In his more optimistic moments, Bill Richards imagines what the future could hold for psychedelic research, now that his and Griffiths' pioneering study has found wide acceptance. "I fantasize about an interdisciplinary research and retreat center, where people interested in having this experience could be medically screened and psychologically prepared for it," he says. He leans back in his chair, folding his hands. "I use the metaphor or driving a car. Some people should never drive--the blind, epileptic, or of poor intelligence. If your only familiarity with driving a motor vehicle was from working in an emergency room, you'd probably argue that automobiles should be banned. It's the same with these compounds--people need to be screened and prepared, just like getting a driver's license."
He pauses. "[Our research] is part of the education of a culture. These are radically different drugs. They are not for `getting high.' We have to move beyond the concept of getting high and seek to become more mature human beings. These compounds are just one tool to help facilitate enlightenment.
"We have a long way to go," Richards says. "But sometimes cultural change can happen rapidly."
Indeed, it appears that a sea change in attitudes toward psychedelic research is taking place across the globe. In the United States and Europe, studies are approved or under way using LSD, psilocybin, ibogaine, and MDMA (Ecstasy) for the treatment of anxiety and depression, obsessive-compulsive disorder, posttraumatic stress disorder, substance abuse, and addiction. Griffiths and Richards recently co-authored "Human Hallucinogen Research: Guidelines for Safety," published in the Journal of Psychopharmacology, which distills their decades of experience and puts forth a set of best practices for future studies.
Rick Doblin, the founder and president of Multidis-ciplinary Association for Psychedelic Studies, a non-profit organization devoted to advancing the study of psychedelics, is excited by the renaissance in research: "With psychedelic psychotherapy research at Harvard Medical School and spirituality/mysticism research at Johns Hopkins and the University of Zurich, we've re-entered the scientific mainstream," he says. "Our primary consideration now needs to be to pace the growth of research and our public education efforts so that we can build public support without triggering a backlash. Considering the dire need for healing and for global spirituality, this is a challenge that we should and must be able to meet."

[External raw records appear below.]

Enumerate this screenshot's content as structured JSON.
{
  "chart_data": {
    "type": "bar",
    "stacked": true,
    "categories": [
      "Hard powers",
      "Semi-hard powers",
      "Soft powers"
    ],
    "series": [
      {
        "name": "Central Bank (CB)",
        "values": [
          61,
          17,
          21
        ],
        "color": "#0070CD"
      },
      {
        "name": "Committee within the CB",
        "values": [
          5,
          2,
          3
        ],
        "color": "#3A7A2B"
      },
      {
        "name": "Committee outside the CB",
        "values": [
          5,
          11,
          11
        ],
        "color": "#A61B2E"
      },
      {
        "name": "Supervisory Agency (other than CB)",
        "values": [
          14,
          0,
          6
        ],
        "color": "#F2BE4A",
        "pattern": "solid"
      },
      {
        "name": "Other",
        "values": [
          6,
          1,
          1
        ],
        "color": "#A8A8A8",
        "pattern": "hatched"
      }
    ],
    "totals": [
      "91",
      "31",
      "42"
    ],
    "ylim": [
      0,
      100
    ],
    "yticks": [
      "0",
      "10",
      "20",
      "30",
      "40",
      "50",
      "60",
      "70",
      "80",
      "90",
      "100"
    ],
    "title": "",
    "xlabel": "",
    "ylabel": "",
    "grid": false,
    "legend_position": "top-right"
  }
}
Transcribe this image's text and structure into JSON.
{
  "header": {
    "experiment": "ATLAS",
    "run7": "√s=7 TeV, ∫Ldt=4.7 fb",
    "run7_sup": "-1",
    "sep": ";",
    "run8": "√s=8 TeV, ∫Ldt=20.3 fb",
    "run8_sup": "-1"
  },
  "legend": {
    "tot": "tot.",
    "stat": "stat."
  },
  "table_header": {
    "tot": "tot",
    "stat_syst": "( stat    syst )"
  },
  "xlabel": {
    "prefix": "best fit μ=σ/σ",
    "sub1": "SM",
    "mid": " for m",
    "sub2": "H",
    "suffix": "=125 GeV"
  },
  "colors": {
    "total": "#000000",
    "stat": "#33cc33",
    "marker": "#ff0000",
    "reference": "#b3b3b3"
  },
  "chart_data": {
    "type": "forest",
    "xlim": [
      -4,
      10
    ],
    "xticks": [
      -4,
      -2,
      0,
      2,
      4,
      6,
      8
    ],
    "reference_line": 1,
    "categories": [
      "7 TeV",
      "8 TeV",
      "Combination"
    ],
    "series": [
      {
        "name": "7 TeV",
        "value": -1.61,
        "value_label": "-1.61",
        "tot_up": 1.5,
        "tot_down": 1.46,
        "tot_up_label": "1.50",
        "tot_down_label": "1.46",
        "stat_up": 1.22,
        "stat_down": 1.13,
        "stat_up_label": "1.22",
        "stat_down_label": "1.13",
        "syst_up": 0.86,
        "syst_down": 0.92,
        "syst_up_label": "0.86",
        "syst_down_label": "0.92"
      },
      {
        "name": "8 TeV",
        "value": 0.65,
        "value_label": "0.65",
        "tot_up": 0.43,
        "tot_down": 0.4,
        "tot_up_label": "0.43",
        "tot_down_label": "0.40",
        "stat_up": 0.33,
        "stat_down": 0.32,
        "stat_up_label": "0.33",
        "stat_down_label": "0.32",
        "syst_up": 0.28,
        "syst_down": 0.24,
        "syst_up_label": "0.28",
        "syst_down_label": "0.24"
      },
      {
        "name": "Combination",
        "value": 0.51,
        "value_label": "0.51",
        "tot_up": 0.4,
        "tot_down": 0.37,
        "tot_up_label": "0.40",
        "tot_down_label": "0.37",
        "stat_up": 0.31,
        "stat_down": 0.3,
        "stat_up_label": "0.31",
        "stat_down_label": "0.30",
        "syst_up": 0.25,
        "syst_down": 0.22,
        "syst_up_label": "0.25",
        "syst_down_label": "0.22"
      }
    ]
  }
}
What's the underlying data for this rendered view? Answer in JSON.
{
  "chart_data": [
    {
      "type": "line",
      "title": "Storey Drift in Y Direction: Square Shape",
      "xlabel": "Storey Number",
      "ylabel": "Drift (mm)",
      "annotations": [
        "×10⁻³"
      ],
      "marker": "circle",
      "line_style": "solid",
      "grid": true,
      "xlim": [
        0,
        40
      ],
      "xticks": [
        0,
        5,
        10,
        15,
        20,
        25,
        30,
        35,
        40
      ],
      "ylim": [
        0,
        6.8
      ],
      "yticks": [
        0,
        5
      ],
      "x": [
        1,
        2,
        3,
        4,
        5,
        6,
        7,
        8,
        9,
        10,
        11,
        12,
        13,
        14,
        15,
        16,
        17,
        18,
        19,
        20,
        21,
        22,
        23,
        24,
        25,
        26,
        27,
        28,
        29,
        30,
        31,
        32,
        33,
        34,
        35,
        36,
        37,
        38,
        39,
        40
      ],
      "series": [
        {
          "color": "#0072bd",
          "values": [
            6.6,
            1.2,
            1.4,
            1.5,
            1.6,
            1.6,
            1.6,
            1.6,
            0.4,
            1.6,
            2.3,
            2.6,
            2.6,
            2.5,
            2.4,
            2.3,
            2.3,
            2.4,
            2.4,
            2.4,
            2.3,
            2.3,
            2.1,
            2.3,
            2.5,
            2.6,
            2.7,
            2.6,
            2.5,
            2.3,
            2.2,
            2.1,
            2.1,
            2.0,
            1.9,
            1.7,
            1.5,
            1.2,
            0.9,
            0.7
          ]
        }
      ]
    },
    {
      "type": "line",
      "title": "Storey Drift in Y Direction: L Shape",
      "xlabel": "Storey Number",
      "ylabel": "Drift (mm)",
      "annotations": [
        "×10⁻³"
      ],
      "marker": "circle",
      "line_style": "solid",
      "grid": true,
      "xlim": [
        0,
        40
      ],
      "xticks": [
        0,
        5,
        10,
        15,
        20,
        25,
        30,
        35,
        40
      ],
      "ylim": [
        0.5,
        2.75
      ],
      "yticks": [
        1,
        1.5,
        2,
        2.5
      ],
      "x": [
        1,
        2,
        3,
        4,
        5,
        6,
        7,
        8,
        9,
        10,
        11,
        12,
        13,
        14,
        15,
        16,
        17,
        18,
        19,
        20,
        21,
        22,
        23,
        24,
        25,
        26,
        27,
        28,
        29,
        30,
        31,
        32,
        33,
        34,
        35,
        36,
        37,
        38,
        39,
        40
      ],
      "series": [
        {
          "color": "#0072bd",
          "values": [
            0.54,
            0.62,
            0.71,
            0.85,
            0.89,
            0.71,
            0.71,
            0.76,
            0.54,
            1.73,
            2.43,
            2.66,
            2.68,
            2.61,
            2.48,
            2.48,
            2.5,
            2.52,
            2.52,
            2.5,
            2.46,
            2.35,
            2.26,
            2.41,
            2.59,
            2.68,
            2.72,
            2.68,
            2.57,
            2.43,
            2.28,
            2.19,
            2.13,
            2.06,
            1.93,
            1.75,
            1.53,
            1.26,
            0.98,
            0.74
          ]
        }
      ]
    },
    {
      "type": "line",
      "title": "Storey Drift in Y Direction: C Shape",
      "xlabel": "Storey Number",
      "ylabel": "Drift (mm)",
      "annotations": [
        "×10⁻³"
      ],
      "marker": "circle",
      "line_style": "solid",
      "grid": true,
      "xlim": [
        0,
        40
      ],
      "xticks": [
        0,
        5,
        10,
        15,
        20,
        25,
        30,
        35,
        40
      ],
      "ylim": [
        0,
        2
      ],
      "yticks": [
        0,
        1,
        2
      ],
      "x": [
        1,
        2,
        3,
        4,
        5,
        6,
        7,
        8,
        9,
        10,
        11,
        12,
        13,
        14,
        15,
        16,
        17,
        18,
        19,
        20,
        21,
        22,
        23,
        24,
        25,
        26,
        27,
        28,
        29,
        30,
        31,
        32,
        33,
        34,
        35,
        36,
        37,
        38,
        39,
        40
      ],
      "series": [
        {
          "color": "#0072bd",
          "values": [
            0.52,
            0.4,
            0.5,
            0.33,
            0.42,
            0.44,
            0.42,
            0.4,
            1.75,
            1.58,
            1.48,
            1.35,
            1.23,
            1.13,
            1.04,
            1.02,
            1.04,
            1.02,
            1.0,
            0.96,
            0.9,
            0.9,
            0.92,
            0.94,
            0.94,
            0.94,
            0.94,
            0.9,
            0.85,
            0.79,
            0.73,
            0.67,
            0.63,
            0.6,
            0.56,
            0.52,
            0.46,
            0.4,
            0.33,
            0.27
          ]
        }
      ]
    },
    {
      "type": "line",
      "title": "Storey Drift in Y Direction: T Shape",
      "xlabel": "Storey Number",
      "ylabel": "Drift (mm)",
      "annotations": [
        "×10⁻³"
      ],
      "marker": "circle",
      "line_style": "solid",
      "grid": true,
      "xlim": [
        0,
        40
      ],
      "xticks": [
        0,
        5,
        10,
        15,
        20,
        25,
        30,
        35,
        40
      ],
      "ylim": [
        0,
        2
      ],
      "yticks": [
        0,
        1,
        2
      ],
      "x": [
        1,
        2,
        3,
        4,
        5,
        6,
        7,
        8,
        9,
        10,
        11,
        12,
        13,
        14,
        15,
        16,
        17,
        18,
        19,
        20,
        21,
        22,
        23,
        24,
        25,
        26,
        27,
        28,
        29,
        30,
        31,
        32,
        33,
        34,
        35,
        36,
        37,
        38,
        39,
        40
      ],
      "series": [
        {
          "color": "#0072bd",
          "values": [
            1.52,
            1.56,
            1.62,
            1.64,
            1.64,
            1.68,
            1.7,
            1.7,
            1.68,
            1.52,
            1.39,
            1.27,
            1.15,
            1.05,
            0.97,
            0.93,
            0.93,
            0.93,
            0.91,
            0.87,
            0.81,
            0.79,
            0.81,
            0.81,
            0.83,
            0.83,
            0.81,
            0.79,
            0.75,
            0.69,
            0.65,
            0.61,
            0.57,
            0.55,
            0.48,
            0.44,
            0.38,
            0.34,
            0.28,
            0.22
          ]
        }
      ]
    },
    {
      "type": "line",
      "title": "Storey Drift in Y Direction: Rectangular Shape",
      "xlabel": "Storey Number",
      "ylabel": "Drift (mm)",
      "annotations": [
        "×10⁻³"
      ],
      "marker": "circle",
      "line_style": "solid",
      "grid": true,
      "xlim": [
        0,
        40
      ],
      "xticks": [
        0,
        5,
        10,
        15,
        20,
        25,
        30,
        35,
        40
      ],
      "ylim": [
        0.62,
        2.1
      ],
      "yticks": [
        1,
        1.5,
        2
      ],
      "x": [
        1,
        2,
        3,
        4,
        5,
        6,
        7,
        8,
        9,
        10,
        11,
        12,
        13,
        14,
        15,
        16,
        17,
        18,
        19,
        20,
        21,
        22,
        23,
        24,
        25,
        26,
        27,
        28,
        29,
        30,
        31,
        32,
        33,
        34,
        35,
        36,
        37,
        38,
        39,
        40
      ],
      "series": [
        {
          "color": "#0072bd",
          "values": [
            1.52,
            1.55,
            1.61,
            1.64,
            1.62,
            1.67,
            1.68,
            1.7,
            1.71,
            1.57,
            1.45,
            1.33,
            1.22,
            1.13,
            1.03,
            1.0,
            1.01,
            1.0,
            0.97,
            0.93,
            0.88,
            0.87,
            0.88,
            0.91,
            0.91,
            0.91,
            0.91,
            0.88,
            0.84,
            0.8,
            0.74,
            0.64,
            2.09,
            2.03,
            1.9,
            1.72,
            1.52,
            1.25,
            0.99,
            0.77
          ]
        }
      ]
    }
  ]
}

If the changed lives of the Hopkins psilocybin volunteers is any indication, and if similar research shows equally positive results, Lundahl, Hayes, Emmons, and the others who spent a day in the psilocybin room may one day be seen as pioneers who paved the way for bringing what was once a rare and misunderstood phenomenon to the larger population. Richards and Griffiths certainly hope so.
"It's an honor to be with someone having a transcendent experience," Richards says. "It feels like sitting beside Buddha when he's awakening. It's not a research subject in front of me--you feel that the person is infinitely wiser than you.
"The experiences aren't in the drug," Richards says. "They're in us."
The research team is currently recruiting people with a current or past diagnosis of cancer to take part in psilocybin research, details of which can be found at cancer-insight.org.